VIDEO. Julian Assange arrêté par la police britannique dans l’ambassade d’Equateur
WIKILEAKS Le lanceur d’alerte était réfugié dans l’ambassade depuis août 2012
—
C’est la fin d’un feuilleton qui dure depuis près de sept ans. Julian Assange, le fondateur de WikiLeaks a en effet été arrêté par la police britannique dans l’ambassade d’Equateur où il était réfugié depuis août 2012.
Selon l’organisation, Julian Assange « n’est pas sorti de l’ambassade », ce serait « l’ambassadeur équatorien qui a invité la police britannique dans le bâtiment », où l’Australien a été immédiatement arrêté. WikiLeaks dénonce le comportement du gouvernement équatorien, qui a « mis fin illégalement à l’asile politique d’Assange en violation du droit international ». Le président Moreno a assuré que l’Equateur a « de manière souveraine » retiré l’asile diplomatique, une décision qualifiée « traîtrise » par Rafael Correa, son prédécesseur.
URGENT
— WikiLeaks (@wikileaks) April 11, 2019
Julian Assange did not "walk out of the embassy". The Ecuadorian ambassador invited British police into the embassy and he was immediately arrested.
URGENT: Ecuador has illigally terminated Assange political asylum in violation of international law.
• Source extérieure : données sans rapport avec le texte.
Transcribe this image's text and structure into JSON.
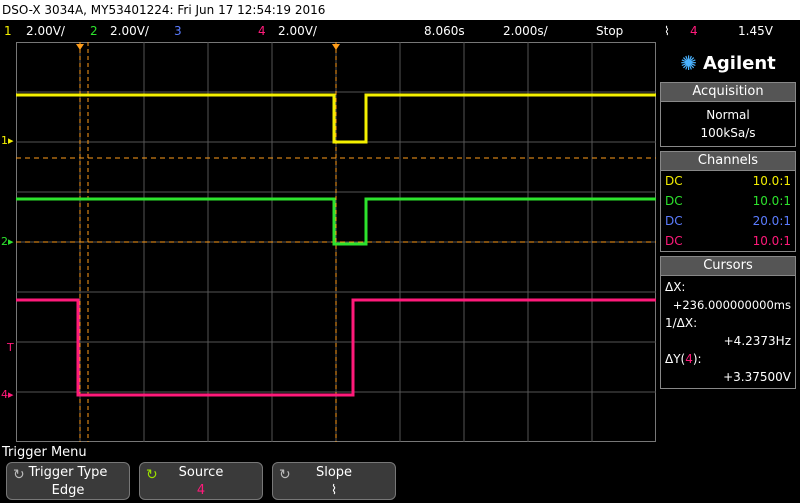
{
  "title": "DSO-X 3034A, MY53401224: Fri Jun 17 12:54:19 2016",
  "status": {
    "ch1_num": "1",
    "ch1_scale": "2.00V/",
    "ch2_num": "2",
    "ch2_scale": "2.00V/",
    "ch3_num": "3",
    "ch4_num": "4",
    "ch4_scale": "2.00V/",
    "time_delay": "8.060s",
    "time_scale": "2.000s/",
    "run_state": "Stop",
    "trigger_source": "4",
    "trigger_level": "1.45V"
  },
  "colors": {
    "ch1": "#f4f000",
    "ch2": "#2de32d",
    "ch3": "#5b7cff",
    "ch4": "#ff1a7a",
    "orange": "#ff9d1a"
  },
  "brand": "Agilent",
  "acquisition": {
    "header": "Acquisition",
    "mode": "Normal",
    "rate": "100kSa/s"
  },
  "channels": {
    "header": "Channels",
    "rows": [
      {
        "coupling": "DC",
        "probe": "10.0:1"
      },
      {
        "coupling": "DC",
        "probe": "10.0:1"
      },
      {
        "coupling": "DC",
        "probe": "20.0:1"
      },
      {
        "coupling": "DC",
        "probe": "10.0:1"
      }
    ]
  },
  "cursors": {
    "header": "Cursors",
    "dx_label": "ΔX:",
    "dx_value": "+236.000000000ms",
    "inv_label": "1/ΔX:",
    "inv_value": "+4.2373Hz",
    "dy_label_pre": "ΔY(",
    "dy_label_ch": "4",
    "dy_label_post": "):",
    "dy_value": "+3.37500V"
  },
  "markers": {
    "ch1": "1",
    "ch2": "2",
    "ch4": "4",
    "trig": "T"
  },
  "menu": {
    "title": "Trigger Menu",
    "softkeys": [
      {
        "label": "Trigger Type",
        "value": "Edge"
      },
      {
        "label": "Source",
        "value": "4"
      },
      {
        "label": "Slope",
        "value": "⌇"
      }
    ]
  }
}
He was arrested by the British police inside the Ecuadorian embassy minutes ago.https://t.co/6Ukjh2rMKD
— WikiLeaks (@wikileaks) April 11, 2019
« Julian Assange, 47 ans, a été arrêté aujourd’hui, jeudi 11 avril, par des agents du service de la police métropolitain (MPS) à l’ambassade d’Équateur », a annoncé Scotland Yard, expliquant que l’arrestation a été menée en vertu d’un mandat de juin 2012 délivré par le tribunal londonien de Westminster Magistrates, pour non-présentation au tribunal. Le communiqué de la police londonienne précise que les policiers « ont été invités dans l’ambassade par l’ambassadeur, après le retrait de l’asile par le gouvernement équatorien », confirmant ainsi les dires de WikiLeaks.
#Assange - Met Police Statement on his arrest pic.twitter.com/ulugCmQoaI
— Neil Henderson (@hendopolis) April 11, 2019
Julian Assange a été placé en garde à vue dans un commissariat londonien et sera « présenté au tribunal de Westminster dès que possible ». L’activiste est sous la menace d’une extradition aux Etats-Unis où il pourrait être jugé pour la publication par WikiLeaks en 2010 de nombreux secrets militaires et documents diplomatiques américains. D’autre part, dès l’annonce de l’arrestation, les avocats de l’accusatrice suédoise d’Assange ont demandé la réouverture de l’enquête pour viol, dont les charges avaient été abandonnées en 2017.
De son côté, le Centre for investigative journalism (CIJ) a fait part dans un communiqué de sa « grande préoccupation » après l’arrestation. « Toute tentative d’extrader M. Assange aux Etats-Unis pour des poursuites sous le coup profondément tyrannique de l’Espionnage Act 1917, est une attaque contre nous tous », ajoute le CIJ.